Week 4 - Methods for unsteady problems, discretization of the transient term. Two-level and explicit/implicit methods: forward and backward Euler schemes.

Week 5 - Discretization of the diffusion term on general unstructured non-orthogonal grids. Minimum correction, orthogonal, and over-relaxed approaches for the treatment of cross-diffusion. Deferred correction approach. Scarborough criterion. Explicit and implicit under-relaxation. Computation of the gradient: cell-based and node-based Green-Gauss approaches.

Week 6 - Discretization of the convection term. Analytical solution for the 1D convection-diffusion equation. Peclet number. Numerical solution for the central difference and upwind scheme.

Week 7 - Discretization of the convection term. Modified equation and truncation error, numerical (artificial) viscosity. Second-order linear schemes, k-scheme formulation. Popular methods: CDS, QUICK, CUI, FROMM, SOU. Godunov theorem and onset of oscillations. Non-linear schemes, total variation, TVD schemes.

Week 8 - Non-linear schemes, flux limiter function, and Sweby diagram. TVD schemes and popular flux limiters (Minmod, Superbee, Harmonic). Basic concepts on the solution of the Navier-Stokes equations, pressure-based and density-based solvers. Projection methods, Helmholtz decomposition. Incompressible flows, pressure-velocity coupling.

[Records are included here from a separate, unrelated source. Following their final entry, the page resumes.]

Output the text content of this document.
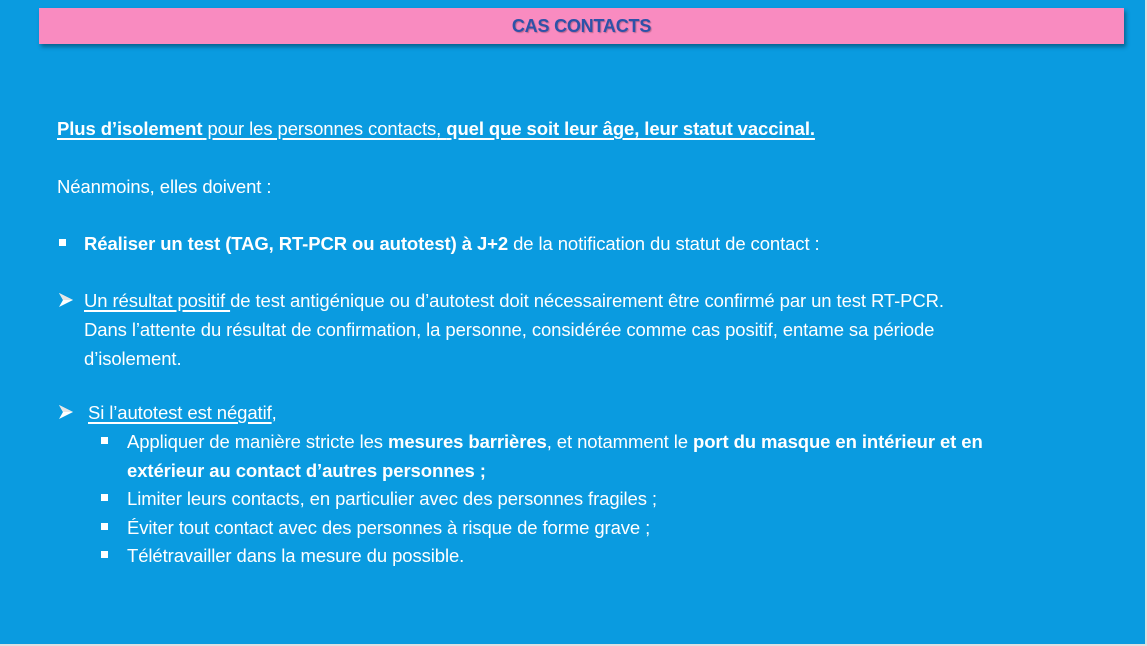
CAS CONTACTS
Plus d’isolement pour les personnes contacts, quel que soit leur âge, leur statut vaccinal.
Néanmoins, elles doivent :
Réaliser un test (TAG, RT-PCR ou autotest) à J+2 de la notification du statut de contact :
Un résultat positif de test antigénique ou d’autotest doit nécessairement être confirmé par un test RT-PCR.
Dans l’attente du résultat de confirmation, la personne, considérée comme cas positif, entame sa période
d’isolement.
Si l’autotest est négatif,
Appliquer de manière stricte les mesures barrières, et notamment le port du masque en intérieur et en
extérieur au contact d’autres personnes ;
Limiter leurs contacts, en particulier avec des personnes fragiles ;
Éviter tout contact avec des personnes à risque de forme grave ;
Télétravailler dans la mesure du possible.
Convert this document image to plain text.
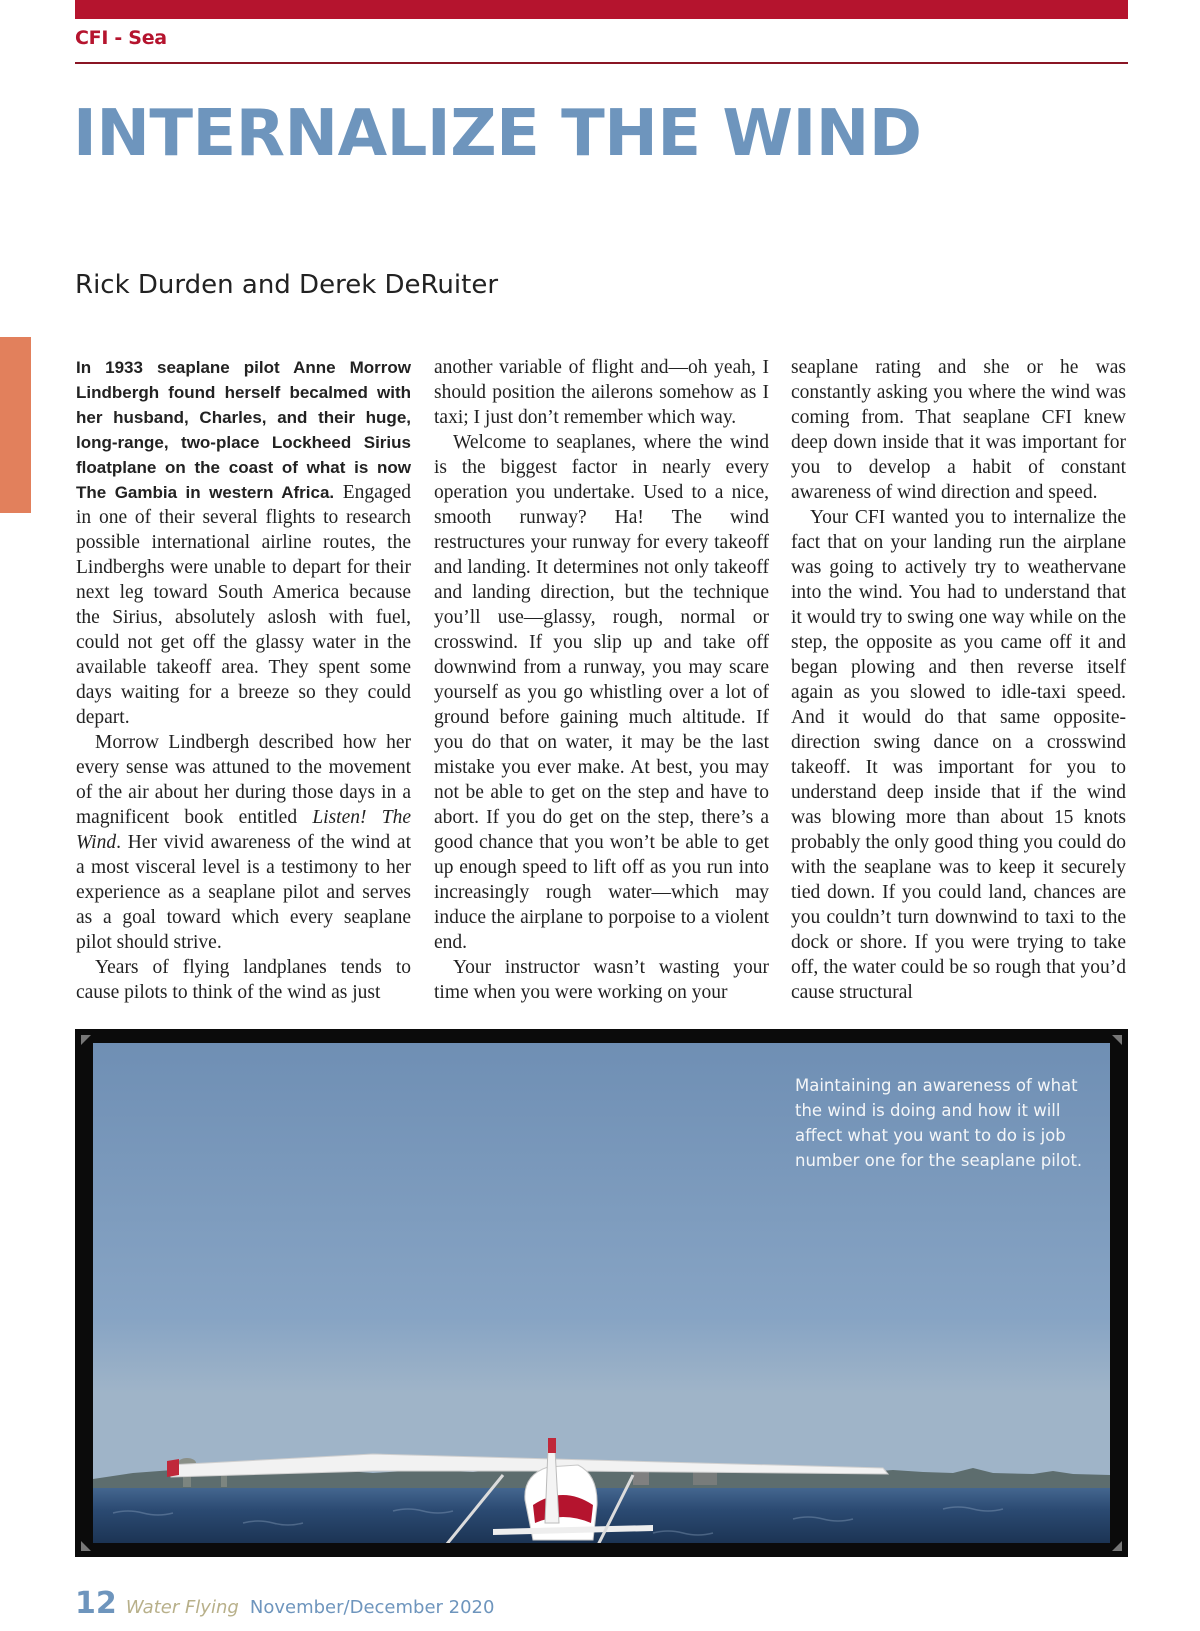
CFI - Sea
INTERNALIZE THE WIND
Rick Durden and Derek DeRuiter

In 1933 seaplane pilot Anne Morrow Lindbergh found herself becalmed with her husband, Charles, and their huge, long-range, two-place Lockheed Sirius floatplane on the coast of what is now The Gambia in western Africa. Engaged in one of their several flights to research possible international airline routes, the Lindberghs were unable to depart for their next leg toward South America because the Sirius, absolutely aslosh with fuel, could not get off the glassy water in the available takeoff area. They spent some days waiting for a breeze so they could depart.

Morrow Lindbergh described how her every sense was attuned to the movement of the air about her during those days in a magnificent book entitled Listen! The Wind. Her vivid awareness of the wind at a most visceral level is a testimony to her experience as a seaplane pilot and serves as a goal toward which every seaplane pilot should strive.

Years of flying landplanes tends to cause pilots to think of the wind as just

another variable of flight and—oh yeah, I should position the ailerons somehow as I taxi; I just don’t remember which way.

Welcome to seaplanes, where the wind is the biggest factor in nearly every operation you undertake. Used to a nice, smooth runway? Ha! The wind restructures your runway for every takeoff and landing. It determines not only takeoff and landing direction, but the technique you’ll use—glassy, rough, normal or crosswind. If you slip up and take off downwind from a runway, you may scare yourself as you go whistling over a lot of ground before gaining much altitude. If you do that on water, it may be the last mistake you ever make. At best, you may not be able to get on the step and have to abort. If you do get on the step, there’s a good chance that you won’t be able to get up enough speed to lift off as you run into increasingly rough water—which may induce the airplane to porpoise to a violent end.

Your instructor wasn’t wasting your time when you were working on your

seaplane rating and she or he was constantly asking you where the wind was coming from. That seaplane CFI knew deep down inside that it was important for you to develop a habit of constant awareness of wind direction and speed.

Your CFI wanted you to internalize the fact that on your landing run the airplane was going to actively try to weathervane into the wind. You had to understand that it would try to swing one way while on the step, the opposite as you came off it and began plowing and then reverse itself again as you slowed to idle-taxi speed. And it would do that same opposite-direction swing dance on a crosswind takeoff. It was important for you to understand deep inside that if the wind was blowing more than about 15 knots probably the only good thing you could do with the seaplane was to keep it securely tied down. If you could land, chances are you couldn’t turn downwind to taxi to the dock or shore. If you were trying to take off, the water could be so rough that you’d cause structural

Maintaining an awareness of what the wind is doing and how it will affect what you want to do is job number one for the seaplane pilot.
12 Water Flying November/December 2020
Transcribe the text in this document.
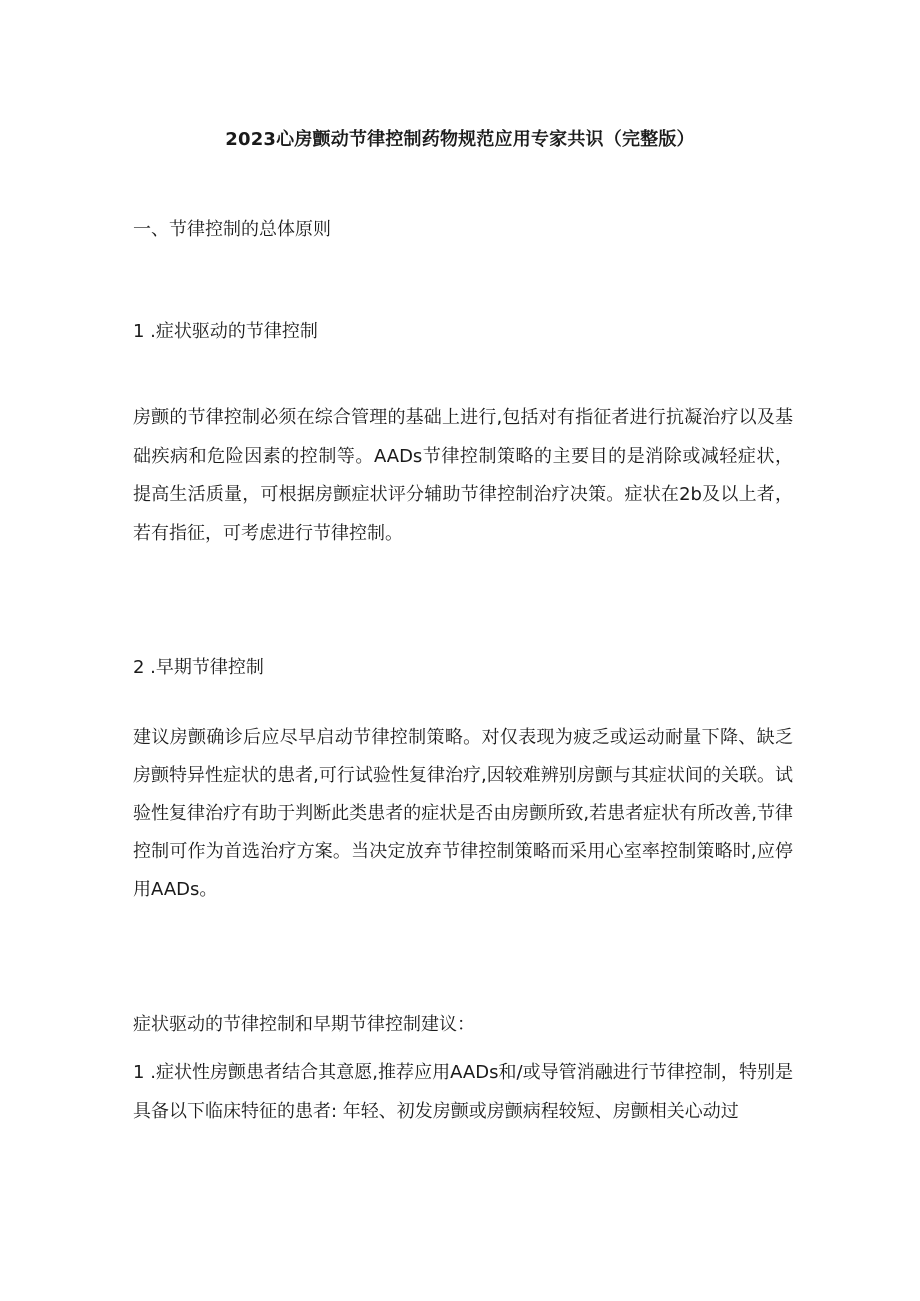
2023心房颤动节律控制药物规范应用专家共识（完整版）
一、节律控制的总体原则
1 .症状驱动的节律控制
房颤的节律控制必须在综合管理的基础上进行,包括对有指征者进行抗凝治疗以及基础疾病和危险因素的控制等。AADs节律控制策略的主要目的是消除或减轻症状，提高生活质量，可根据房颤症状评分辅助节律控制治疗决策。症状在2b及以上者，若有指征，可考虑进行节律控制。
2 .早期节律控制
建议房颤确诊后应尽早启动节律控制策略。对仅表现为疲乏或运动耐量下降、缺乏房颤特异性症状的患者,可行试验性复律治疗,因较难辨别房颤与其症状间的关联。试验性复律治疗有助于判断此类患者的症状是否由房颤所致,若患者症状有所改善,节律控制可作为首选治疗方案。当决定放弃节律控制策略而采用心室率控制策略时,应停用AADs。
症状驱动的节律控制和早期节律控制建议：
1 .症状性房颤患者结合其意愿,推荐应用AADs和/或导管消融进行节律控制，特别是具备以下临床特征的患者: 年轻、初发房颤或房颤病程较短、房颤相关心动过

Week 9 - SIMPLE method for incompressible flows. Outer and inner iterations. Derivation of the equation for the pressure correction. Introduction to turbulence: transition to turbulence and sensitivity to initial and boundary conditions. Energy cascade and dissipation rate. Kolmogorv scales and viscous dissipation. Introduction to numerical strategies for the simulation of turbulent flows: direct numerical simulation (DNS).

Week 10 - Direct numerical simulation (DNS) and Large Eddy Simulation (LES), computational cost estimates. Turbulence modeling, averaging procedure, and ergodicity. Reynolds decomposition and derivation of Reynolds averaged Navier Stokes (RANS) equations. Reynolds stress tensor and Boussineq approximation. Eddy viscosity.

Week 11 - Analysis of Boussinesq approximation. Turbulent viscosity models, zero-, one- and two-equation models. Mixing-length hypothesis.

Week 12 - Two-equation models, k-eps and k-om families. Pros and cons of the various models. Wall-bounded flows, the law of the wall. Strategies for near-wall modeling. Wall functions and their application. Standard and scalable wall functions.

Textbooks

Lecture notes and slides are provided by the instructor.

Suggested textbooks

- The Finite Volume Method in Computational Fluid Dynamics  - F. Moukalled, L. Mangani & M. Darwish

- Computational methods for Fluid Dynamics  - J.H. Ferziger, M. Peric & R.L. Street

Examination method


Near the end of the course, a CFD project will be assigned, to be carried out in groups of max 4 people. The project involves the writing of a technical/scientific report (max 10 pages) which must be delivered at least one week before the date of the exam and the results of which will be illustrated on the day of the oral test with a presentation of approximately 15-20 minutes by all members of the working group. During the discussion of the project, the interview may touch on theoretical topics that are part of the course program. The evaluation will take into account both the result obtained by the working group and the individual contribution.